Personal information
- Born: November 6, 1901 Casper, Wyoming, U.S.
- Died: June 18, 1961 (aged 60) Long Beach, California, U.S.
- Listed height: 5 ft 8 in (1.73 m)
- Listed weight: 180 lb (82 kg)

Career information
- High school: Long Beach Polytechnic (CA)
- College: Santa Clara USC

Career history

Playing
- 1926–1927: New York Yankees
- 1928: Green Bay Packers
- 1929: Chicago Cardinals
- 1929: Green Bay Packers
- 1930: Chicago Cardinals
- 1931: Staten Island Stapletons
- 1931: St. Louis Gunners

Coaching
- 1932: St. Louis Gunners

Awards and highlights
- NFL champion (1929);

= Bullet Baker =

American football player and coach (1901–1961)

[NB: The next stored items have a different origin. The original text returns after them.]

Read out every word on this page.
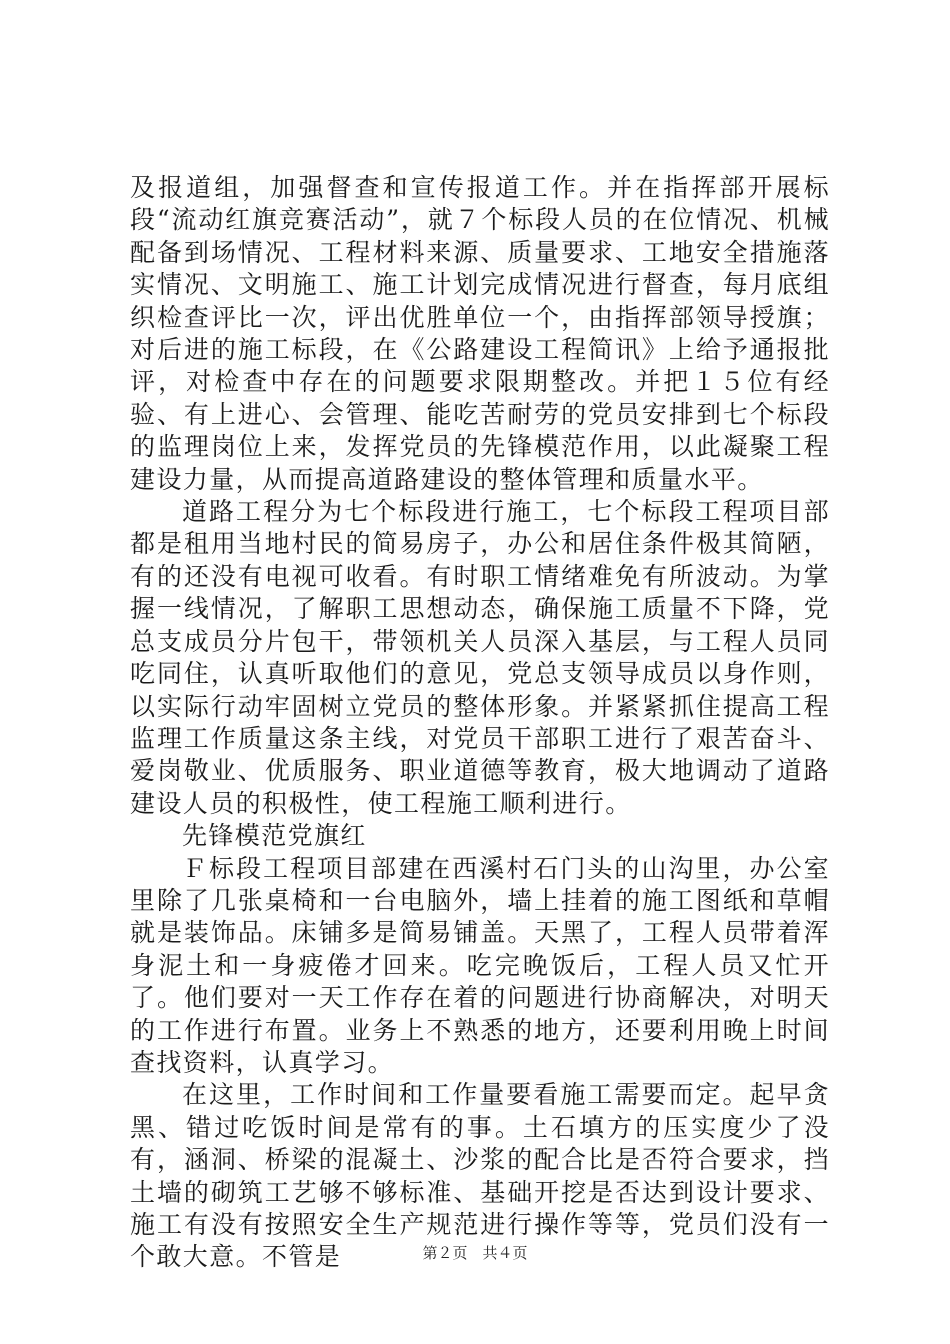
及报道组，加强督查和宣传报道工作。并在指挥部开展标段“流动红旗竞赛活动”，就７个标段人员的在位情况、机械配备到场情况、工程材料来源、质量要求、工地安全措施落实情况、文明施工、施工计划完成情况进行督查，每月底组织检查评比一次，评出优胜单位一个，由指挥部领导授旗；对后进的施工标段，在《公路建设工程简讯》上给予通报批评，对检查中存在的问题要求限期整改。并把１５位有经验、有上进心、会管理、能吃苦耐劳的党员安排到七个标段的监理岗位上来，发挥党员的先锋模范作用，以此凝聚工程建设力量，从而提高道路建设的整体管理和质量水平。

道路工程分为七个标段进行施工，七个标段工程项目部都是租用当地村民的简易房子，办公和居住条件极其简陋，有的还没有电视可收看。有时职工情绪难免有所波动。为掌握一线情况，了解职工思想动态，确保施工质量不下降，党总支成员分片包干，带领机关人员深入基层，与工程人员同吃同住，认真听取他们的意见，党总支领导成员以身作则，以实际行动牢固树立党员的整体形象。并紧紧抓住提高工程监理工作质量这条主线，对党员干部职工进行了艰苦奋斗、爱岗敬业、优质服务、职业道德等教育，极大地调动了道路建设人员的积极性，使工程施工顺利进行。

先锋模范党旗红

Ｆ标段工程项目部建在西溪村石门头的山沟里，办公室里除了几张桌椅和一台电脑外，墙上挂着的施工图纸和草帽就是装饰品。床铺多是简易铺盖。天黑了，工程人员带着浑身泥土和一身疲倦才回来。吃完晚饭后，工程人员又忙开了。他们要对一天工作存在着的问题进行协商解决，对明天的工作进行布置。业务上不熟悉的地方，还要利用晚上时间查找资料，认真学习。

在这里，工作时间和工作量要看施工需要而定。起早贪黑、错过吃饭时间是常有的事。土石填方的压实度少了没有，涵洞、桥梁的混凝土、沙浆的配合比是否符合要求，挡土墙的砌筑工艺够不够标准、基础开挖是否达到设计要求、施工有没有按照安全生产规范进行操作等等，党员们没有一个敢大意。不管是	第２页　共４页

Roy Marlon "Bullet" Baker (November 6, 1901 – June 18, 1961) was an American professional football player in the National Football League and the first American Football League. Baker started his career at powerhouse Long Beach Polytechnic High School then continued the pipeline to USC. Over the span of his career, Baker played for the Chicago Cardinals, New York Yankees, Green Bay Packers, Staten Island Stapletons of the NFL. Before that played again in 1926 for the Yankees of the AFL. After his NFL career ended he played for the St. Louis Gunners in 1931 and was their coach in 1932. Baker won an NFL Championship in 1929 with the Green Bay Packers.

Baker was a captain in the U.S. Navy.